A monthly record number of refugees and migrants traveled by sea to Europe in October, almost as many as arrived in all of 2014, the United Nations refugee agency UNHCR said Monday.
A record 218,394 refugees went to Europe by sea last month, up from 172,843 in September, said UNHCR spokesman Adrian Edwards, reported Reuters.
"That makes it the highest total for any month to date and roughly the same as the entire total for 2014," said Edwards. The UNHCR estimates that 219,000 people arrived in Europe by sea in 2014.
"It also shows the just astonishing amount of arrivals in just a few days during the course of the month," said Edwards, according to Breitbart. "The month peaked at 10,006 (in Greece alone) on a single day on October 20."
Greece took in the vast majority of refugees in October, with 210,265 making their way through Turkey to the southeastern European country. In the past week alone, at least 70 people have drowned trying to make it to the Greek islands. Italy was next, taking in 8,129 refugees, according to the BBC.

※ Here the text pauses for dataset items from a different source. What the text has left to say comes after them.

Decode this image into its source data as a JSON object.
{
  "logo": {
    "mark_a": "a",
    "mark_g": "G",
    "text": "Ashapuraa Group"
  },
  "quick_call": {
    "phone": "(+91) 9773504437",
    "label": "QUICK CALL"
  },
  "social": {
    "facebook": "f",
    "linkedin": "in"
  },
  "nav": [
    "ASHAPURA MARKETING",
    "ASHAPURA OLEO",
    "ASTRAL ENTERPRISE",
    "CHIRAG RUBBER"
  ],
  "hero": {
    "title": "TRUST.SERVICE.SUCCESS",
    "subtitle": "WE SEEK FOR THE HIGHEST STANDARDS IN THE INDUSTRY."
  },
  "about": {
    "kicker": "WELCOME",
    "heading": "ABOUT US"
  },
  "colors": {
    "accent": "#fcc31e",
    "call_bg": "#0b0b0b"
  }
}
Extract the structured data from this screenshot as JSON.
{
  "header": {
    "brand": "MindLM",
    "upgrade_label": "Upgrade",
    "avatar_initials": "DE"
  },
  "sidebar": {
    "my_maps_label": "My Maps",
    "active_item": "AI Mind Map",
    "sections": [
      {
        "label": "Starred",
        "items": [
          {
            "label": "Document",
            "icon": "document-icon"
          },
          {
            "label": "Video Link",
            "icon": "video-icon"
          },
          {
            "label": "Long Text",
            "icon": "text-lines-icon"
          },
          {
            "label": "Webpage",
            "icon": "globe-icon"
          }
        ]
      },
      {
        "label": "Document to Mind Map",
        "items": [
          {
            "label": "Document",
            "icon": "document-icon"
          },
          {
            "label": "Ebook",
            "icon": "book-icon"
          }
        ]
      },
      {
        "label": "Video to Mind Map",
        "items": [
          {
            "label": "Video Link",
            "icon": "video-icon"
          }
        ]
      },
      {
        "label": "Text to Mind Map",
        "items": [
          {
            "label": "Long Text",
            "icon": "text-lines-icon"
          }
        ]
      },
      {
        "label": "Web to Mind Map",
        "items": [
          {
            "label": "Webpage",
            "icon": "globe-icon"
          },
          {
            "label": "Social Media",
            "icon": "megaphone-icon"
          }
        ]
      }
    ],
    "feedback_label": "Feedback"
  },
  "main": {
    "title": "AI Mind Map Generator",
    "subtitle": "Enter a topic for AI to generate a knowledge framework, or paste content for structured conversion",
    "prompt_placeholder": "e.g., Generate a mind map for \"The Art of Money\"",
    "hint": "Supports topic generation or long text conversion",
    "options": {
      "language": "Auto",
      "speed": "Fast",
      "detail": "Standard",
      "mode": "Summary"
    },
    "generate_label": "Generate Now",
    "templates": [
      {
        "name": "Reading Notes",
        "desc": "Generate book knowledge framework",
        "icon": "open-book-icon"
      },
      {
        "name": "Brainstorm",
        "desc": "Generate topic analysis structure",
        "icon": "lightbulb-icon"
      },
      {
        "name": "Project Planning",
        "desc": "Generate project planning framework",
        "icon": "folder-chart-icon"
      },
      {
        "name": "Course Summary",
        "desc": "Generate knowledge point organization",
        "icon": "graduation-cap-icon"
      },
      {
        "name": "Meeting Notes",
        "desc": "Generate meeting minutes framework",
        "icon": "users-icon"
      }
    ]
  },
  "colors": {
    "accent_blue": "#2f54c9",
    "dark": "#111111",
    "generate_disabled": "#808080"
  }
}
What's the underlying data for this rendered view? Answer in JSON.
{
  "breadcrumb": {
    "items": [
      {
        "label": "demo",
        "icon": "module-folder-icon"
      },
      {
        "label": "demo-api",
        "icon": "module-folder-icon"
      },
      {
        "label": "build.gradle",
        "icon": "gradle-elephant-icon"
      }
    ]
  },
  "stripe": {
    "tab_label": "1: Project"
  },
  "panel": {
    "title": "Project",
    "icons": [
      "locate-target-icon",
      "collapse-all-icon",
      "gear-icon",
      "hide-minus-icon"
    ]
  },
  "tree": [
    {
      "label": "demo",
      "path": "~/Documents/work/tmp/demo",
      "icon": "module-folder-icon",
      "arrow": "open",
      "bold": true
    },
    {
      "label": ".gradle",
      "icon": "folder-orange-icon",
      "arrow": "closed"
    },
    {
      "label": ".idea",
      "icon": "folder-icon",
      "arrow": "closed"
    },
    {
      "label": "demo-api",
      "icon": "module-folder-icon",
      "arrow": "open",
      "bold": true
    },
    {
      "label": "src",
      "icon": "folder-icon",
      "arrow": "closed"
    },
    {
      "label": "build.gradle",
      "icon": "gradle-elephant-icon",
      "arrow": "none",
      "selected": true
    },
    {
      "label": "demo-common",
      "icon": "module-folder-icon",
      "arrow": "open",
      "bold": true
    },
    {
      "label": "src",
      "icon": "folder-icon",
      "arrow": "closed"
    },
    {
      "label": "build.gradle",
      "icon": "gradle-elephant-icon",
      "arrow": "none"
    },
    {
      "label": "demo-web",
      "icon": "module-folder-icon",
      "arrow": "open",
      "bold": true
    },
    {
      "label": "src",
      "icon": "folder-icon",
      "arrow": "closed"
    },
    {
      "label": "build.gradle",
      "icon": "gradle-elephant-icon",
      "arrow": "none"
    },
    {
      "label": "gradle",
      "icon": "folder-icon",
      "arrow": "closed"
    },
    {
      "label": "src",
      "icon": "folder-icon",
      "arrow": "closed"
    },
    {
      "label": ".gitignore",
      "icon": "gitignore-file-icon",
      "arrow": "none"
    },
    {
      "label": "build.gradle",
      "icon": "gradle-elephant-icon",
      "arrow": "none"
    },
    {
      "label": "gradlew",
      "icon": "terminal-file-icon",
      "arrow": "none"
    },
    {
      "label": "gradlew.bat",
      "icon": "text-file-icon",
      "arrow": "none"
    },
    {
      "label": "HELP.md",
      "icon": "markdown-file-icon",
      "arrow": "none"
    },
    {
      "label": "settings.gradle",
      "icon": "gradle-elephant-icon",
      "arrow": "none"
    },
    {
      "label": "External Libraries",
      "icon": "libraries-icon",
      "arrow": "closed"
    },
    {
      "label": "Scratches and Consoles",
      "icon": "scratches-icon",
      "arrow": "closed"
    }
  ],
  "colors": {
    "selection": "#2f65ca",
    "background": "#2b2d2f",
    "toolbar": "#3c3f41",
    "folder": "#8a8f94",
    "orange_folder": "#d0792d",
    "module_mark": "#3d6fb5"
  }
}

Fifty-three percent of the refugees were Syrians fleeing the deadly four-year-long civil war, which has claimed more than 200,000 lives and displaced some 11 million. Afghans were the second largest refugee population, accounting for 18 percent of the total, according to Reuters.
In all, the U.N. said 744,175 people have arrived on Europe's shores, most on Greek islands such as Lesbos and Samos. Nearly 3,500 are thought to have died or gone missing.
Germany is expecting at least 800,000 asylum seekers this year, with some estimates as high as 1.5 million, more than four times the number who arrived in 2014.
The number of refugees reaching Europe is still much less than the number who have gone to countries neighboring Syria. More than two million have travelled to Turkey, about one million to Lebanon and 600,000 to Jordan.
Across the pond in the United States, only 1,854 Syrian refugees had been admitted as of mid-October. President Barack Obama said the U.S. will accept at least 10,000 in 2015. Syrians only accounted for about 2 percent of the 70,000 refugees admitted during the last fiscal year. Most came from Myanmar, Iraq and Somalia, according to the New York Times.